8. The method of claim 7, wherein the HSV promoter is a HSV immediate early promoter.

9. The method of claim 6, wherein the HSV further comprises an ICP 6-inactivating mutation or deletion.

10. The method of claim 6, wherein the HSV further comprises an γ 34.5 inactivating mutation or deletion.

11. The method of claim 6, wherein the tumor is a solid tumor.

12. The method of claim 11, wherein the solid tumor is a glioblastoma, an ovarian tumor or a breast tumor.

13. The method of claim 6, wherein the subject is a mammal.

14. The method of claim 13, wherein the mammal is a human.

15. A pharmaceutical composition comprising an HSV comprising a heterologous gene encoding E-cadherin and a pharmaceutically acceptable carrier or diluent.

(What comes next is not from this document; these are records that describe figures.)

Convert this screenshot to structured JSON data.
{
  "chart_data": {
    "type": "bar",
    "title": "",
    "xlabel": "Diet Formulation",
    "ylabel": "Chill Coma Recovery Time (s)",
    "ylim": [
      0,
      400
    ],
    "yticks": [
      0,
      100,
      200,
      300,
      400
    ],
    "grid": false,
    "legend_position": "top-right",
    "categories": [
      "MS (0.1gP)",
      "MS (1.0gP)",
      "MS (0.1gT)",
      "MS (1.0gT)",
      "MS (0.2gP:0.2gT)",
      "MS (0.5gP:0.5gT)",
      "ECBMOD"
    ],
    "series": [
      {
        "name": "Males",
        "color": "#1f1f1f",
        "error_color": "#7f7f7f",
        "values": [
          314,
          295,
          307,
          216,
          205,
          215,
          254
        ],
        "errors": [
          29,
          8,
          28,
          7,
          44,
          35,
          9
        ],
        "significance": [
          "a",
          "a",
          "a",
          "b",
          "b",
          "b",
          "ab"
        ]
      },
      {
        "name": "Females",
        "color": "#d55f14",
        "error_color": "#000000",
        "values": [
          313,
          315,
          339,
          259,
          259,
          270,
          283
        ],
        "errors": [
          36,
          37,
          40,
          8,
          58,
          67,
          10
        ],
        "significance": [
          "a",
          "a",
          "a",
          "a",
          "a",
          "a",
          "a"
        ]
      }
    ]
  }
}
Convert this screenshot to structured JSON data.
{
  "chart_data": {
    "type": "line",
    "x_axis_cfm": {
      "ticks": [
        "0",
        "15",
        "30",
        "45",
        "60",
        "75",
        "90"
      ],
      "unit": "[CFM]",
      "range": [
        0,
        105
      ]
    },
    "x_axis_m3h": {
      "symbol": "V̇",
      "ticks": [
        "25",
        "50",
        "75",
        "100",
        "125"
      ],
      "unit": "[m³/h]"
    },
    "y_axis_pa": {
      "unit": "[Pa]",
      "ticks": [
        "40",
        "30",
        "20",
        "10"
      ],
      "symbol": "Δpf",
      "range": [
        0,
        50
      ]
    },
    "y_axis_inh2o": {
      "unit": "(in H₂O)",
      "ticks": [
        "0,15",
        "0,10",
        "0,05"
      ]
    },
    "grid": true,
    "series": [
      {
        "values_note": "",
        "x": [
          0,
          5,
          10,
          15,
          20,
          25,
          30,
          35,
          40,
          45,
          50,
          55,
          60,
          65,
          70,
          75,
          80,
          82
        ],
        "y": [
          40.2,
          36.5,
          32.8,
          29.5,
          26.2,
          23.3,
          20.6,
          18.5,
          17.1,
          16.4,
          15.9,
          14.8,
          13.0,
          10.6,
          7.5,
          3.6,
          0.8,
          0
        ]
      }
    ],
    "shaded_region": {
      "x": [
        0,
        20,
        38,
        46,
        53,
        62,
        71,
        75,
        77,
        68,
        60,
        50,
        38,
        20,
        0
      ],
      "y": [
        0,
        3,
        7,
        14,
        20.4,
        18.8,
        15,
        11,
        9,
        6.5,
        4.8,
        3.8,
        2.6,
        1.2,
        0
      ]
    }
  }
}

16. The pharmaceutical composition of claim 15, wherein the heterologous gene is operably linked to a HSV promoter sequence which is selectively active during HSV replication.

17. The pharmaceutical composition of claim 16, wherein the HSV promoter is a HSV immediate early promoter.

18. The pharmaceutical composition of claim 15, wherein the HSV further comprises an ICP 6-inactivating mutation or deletion.

19. The pharmaceutical composition of claim 15, wherein the HSV further comprises an γ 34.5 inactivating mutation or deletion.